Last night, while enjoying lasagna brought to us by our dear friends Roy and Susan Garcia, Lauren and I and our eight children watched the No. 1 movie on IMDb right now, Disney’s Encanto.
All but our youngest son Andrew and our eldest sons Josiah and Eli had seen the movie already. But everyone was eager to watch it for either the first or second time, and no complaints were to be heard by any at the end.
As critical as I have been of Disney animated fare in recent years, I really have no major complaints with this film, though I do have some caveats.
But on the whole, I think Encanto may just be a new favorite as it tackles some weighty issues where family dynamics are concerned while at the same time being lively, fun, colorful, and entertaining.
Addressing the Cracks in the Walls
Those familiar with my reflections on Walt Disney animated films will know how I have often keyed in on the absence of one or both parents in so many of them. If both mother and father are in the story, they have somehow been sidelined or else serve as opposition figures who need to be proven wrong or overcome.
Just so, I like that there are fathers and husbands in Encanto’s family. I like that Maribel feels like she can talk to both her mom and dad about what she’s going through. And I like that they try to give her helpful advice and encouragement, even when such does not carry her the whole way as far as she needs to get.
So also, Maribel comes into conflict with her Abuela – a strong conservative Columbian grandmother who keeps a stiff upper lip and tolerates nothing which might weaken or threaten her home and family. And she argues with her sister Isabela who can do no wrong. But they talk it through and work it out. And that too is good to see.
Then we come to the figure of Bruno – Maribel’s long-lost uncle who had the ability to see the future. We don’t talk about Bruno. But as it turns out, when the family and townspeople can’t help themselves now that Maribel has brought him up, their complaints about the mysterious figure sound rather irrational and unfair.
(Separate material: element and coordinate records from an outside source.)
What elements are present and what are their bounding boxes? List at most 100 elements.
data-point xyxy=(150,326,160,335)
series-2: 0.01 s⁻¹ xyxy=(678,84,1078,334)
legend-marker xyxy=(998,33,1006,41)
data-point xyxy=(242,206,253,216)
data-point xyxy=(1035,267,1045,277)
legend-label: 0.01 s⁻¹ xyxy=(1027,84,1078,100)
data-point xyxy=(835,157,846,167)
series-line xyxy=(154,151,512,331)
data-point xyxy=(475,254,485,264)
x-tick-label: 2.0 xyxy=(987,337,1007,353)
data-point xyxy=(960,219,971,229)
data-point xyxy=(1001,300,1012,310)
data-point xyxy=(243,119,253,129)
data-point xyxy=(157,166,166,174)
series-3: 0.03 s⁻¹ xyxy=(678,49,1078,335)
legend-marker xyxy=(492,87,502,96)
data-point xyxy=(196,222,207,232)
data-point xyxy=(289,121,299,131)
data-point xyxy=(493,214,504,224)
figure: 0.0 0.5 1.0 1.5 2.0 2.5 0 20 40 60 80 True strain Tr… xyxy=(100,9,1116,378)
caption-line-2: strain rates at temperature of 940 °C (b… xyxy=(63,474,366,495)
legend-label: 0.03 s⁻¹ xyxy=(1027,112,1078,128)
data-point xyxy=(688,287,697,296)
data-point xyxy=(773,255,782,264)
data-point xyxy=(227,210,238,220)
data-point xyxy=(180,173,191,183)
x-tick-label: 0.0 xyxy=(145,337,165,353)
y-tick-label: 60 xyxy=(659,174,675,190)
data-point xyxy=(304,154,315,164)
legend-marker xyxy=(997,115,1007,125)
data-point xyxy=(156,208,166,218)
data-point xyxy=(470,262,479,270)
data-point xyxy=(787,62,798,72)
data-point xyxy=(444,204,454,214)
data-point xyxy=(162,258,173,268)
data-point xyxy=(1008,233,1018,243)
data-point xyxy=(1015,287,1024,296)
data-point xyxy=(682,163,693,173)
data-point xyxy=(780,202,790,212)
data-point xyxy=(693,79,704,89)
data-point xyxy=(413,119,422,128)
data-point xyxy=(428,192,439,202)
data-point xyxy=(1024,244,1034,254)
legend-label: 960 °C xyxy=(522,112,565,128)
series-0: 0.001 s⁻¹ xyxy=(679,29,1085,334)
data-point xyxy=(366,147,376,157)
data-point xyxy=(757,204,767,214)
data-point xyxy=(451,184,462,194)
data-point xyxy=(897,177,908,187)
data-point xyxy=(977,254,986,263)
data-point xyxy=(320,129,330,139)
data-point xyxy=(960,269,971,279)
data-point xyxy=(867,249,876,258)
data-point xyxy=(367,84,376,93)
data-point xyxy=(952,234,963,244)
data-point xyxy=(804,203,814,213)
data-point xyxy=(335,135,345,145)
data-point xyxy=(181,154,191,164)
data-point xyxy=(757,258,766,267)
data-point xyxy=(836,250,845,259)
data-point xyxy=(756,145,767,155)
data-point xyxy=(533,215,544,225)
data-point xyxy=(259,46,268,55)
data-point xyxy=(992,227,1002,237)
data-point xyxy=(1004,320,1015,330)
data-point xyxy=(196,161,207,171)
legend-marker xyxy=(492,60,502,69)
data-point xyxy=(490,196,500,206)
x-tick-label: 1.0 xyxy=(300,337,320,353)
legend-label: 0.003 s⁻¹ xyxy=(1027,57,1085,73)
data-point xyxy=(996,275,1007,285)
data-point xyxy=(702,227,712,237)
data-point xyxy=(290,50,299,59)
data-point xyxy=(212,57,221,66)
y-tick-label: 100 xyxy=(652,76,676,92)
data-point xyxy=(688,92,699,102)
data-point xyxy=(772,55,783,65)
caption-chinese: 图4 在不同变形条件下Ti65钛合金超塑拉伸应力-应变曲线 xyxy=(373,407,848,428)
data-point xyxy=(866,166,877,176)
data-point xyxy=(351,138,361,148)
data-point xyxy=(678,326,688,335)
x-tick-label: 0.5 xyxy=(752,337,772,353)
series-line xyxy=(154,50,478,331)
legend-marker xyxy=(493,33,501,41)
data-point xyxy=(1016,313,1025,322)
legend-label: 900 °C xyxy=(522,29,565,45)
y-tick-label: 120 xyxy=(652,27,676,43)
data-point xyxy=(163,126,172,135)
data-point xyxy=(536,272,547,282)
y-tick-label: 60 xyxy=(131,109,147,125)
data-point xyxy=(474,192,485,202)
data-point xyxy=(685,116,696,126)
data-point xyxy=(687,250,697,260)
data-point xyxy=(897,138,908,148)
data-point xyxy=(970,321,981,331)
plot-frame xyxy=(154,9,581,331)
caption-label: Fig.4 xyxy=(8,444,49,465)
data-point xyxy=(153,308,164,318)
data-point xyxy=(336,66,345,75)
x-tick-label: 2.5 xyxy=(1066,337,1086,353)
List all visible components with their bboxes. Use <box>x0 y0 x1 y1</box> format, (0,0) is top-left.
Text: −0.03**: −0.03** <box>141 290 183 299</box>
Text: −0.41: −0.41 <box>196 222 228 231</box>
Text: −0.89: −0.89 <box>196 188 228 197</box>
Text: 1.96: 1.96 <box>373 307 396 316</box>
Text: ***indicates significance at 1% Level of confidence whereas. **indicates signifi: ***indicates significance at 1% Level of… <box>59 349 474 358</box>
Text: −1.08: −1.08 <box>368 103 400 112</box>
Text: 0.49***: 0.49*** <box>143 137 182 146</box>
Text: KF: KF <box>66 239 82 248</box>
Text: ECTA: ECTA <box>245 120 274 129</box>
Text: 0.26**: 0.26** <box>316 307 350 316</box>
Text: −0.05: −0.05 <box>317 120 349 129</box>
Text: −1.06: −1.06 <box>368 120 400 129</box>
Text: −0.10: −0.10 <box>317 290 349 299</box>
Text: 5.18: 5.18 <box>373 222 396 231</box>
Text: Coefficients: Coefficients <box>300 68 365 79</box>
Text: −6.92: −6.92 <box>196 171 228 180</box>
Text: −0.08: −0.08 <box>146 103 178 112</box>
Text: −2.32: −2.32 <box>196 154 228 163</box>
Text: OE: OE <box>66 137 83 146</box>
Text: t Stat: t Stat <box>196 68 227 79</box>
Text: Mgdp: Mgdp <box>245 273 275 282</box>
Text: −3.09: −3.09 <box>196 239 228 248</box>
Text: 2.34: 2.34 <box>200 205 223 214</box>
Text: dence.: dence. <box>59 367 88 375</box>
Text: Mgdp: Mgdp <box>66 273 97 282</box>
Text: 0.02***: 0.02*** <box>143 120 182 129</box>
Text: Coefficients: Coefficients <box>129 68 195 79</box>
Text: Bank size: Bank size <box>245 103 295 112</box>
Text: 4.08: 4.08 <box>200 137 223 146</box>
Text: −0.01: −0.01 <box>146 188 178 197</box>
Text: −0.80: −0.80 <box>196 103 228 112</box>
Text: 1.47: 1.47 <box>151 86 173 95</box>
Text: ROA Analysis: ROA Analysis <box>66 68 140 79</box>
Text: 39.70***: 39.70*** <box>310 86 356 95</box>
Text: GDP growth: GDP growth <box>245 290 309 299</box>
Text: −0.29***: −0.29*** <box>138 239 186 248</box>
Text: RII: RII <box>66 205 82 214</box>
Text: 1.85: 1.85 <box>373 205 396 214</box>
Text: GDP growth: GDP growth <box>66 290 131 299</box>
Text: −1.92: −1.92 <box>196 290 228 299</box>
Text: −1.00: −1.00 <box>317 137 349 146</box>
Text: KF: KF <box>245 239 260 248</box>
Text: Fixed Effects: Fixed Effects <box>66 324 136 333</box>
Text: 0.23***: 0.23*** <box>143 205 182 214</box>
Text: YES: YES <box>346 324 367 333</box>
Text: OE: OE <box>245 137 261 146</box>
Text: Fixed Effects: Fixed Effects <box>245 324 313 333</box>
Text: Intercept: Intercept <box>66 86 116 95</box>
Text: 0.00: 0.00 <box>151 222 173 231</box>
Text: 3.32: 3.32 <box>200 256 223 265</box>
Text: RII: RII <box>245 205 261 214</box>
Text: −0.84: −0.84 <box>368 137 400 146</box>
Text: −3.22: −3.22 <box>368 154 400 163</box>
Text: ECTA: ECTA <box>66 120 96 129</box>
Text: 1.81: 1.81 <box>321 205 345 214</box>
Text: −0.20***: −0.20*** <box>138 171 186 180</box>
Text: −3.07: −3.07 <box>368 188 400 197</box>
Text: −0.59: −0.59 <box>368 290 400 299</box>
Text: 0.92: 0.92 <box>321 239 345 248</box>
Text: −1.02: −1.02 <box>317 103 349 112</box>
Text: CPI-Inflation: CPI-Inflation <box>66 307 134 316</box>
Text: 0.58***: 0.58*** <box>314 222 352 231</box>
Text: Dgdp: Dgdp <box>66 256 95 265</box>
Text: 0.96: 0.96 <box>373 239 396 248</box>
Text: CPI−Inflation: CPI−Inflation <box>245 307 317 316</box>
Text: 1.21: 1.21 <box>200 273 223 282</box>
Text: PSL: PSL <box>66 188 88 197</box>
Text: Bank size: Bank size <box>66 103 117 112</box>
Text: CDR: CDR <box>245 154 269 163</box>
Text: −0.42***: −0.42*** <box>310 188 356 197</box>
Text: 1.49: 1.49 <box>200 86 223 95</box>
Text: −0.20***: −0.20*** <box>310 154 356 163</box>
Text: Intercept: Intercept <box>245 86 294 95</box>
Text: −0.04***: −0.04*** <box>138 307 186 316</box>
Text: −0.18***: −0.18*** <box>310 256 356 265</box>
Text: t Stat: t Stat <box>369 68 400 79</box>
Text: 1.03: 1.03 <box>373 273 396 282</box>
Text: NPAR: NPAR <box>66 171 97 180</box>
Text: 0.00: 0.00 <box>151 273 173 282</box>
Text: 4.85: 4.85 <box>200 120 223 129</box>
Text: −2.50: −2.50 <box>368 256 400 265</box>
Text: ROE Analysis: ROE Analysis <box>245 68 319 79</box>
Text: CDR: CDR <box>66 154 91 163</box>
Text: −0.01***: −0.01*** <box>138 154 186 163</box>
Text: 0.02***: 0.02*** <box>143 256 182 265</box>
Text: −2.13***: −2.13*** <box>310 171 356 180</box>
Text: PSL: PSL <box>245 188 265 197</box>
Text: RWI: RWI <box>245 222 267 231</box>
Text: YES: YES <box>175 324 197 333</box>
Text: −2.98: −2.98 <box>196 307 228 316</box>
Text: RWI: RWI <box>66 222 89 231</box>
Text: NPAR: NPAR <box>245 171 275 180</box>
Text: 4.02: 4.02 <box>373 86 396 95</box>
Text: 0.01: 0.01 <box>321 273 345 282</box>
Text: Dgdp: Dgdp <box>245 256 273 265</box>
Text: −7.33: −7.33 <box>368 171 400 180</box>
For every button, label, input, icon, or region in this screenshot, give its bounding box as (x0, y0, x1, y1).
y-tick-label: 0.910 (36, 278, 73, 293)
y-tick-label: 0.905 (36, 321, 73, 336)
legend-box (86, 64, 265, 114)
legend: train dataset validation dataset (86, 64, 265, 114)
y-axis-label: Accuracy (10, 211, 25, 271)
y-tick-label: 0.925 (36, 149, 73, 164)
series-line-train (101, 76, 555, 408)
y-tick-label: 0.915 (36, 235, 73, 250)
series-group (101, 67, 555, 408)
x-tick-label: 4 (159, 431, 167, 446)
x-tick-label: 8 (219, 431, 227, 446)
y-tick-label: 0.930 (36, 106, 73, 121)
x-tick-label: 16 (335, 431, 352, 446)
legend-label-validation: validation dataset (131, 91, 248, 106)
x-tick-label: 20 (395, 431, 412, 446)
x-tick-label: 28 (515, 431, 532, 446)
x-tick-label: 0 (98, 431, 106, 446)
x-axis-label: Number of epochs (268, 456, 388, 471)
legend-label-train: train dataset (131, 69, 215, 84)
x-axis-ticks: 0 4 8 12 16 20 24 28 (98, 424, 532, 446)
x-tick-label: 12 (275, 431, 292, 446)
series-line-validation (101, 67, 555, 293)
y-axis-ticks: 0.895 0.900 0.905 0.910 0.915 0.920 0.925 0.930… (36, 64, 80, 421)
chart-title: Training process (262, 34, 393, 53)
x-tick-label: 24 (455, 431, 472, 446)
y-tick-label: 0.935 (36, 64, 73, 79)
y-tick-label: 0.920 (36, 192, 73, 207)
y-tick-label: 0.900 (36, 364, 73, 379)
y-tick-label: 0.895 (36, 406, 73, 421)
Conflict Resolution and Managing Expectations
Everyone feels like Bruno was causing bad things to happen by virtue of predicting that they would. Of course, that’s not the way such things work unless we’re talking about self-fulfilling prophecies which come true in our obsessive efforts to prevent them.
And lo and behold, we do have some self-fulfilling prophecies here, but not so much where Bruno is concerned as where Abuela’s tight reins on the family have even the most gifted members close to nervous breakdowns under the overwhelming pressure to be strong and perfect.
The moral of the story? We need to talk about Bruno. And family is very important. But avoiding talking about family problems doesn’t mean those problems cease to exist or else work themselves out on their own when swept under the rug.
Also, if you really think about it, husbands and fathers are a crucial part of healthy families. And when absent or passive, undue burdens are put on women which they shouldn’t be asked to bear.
At least that’s what I took away from Encanto.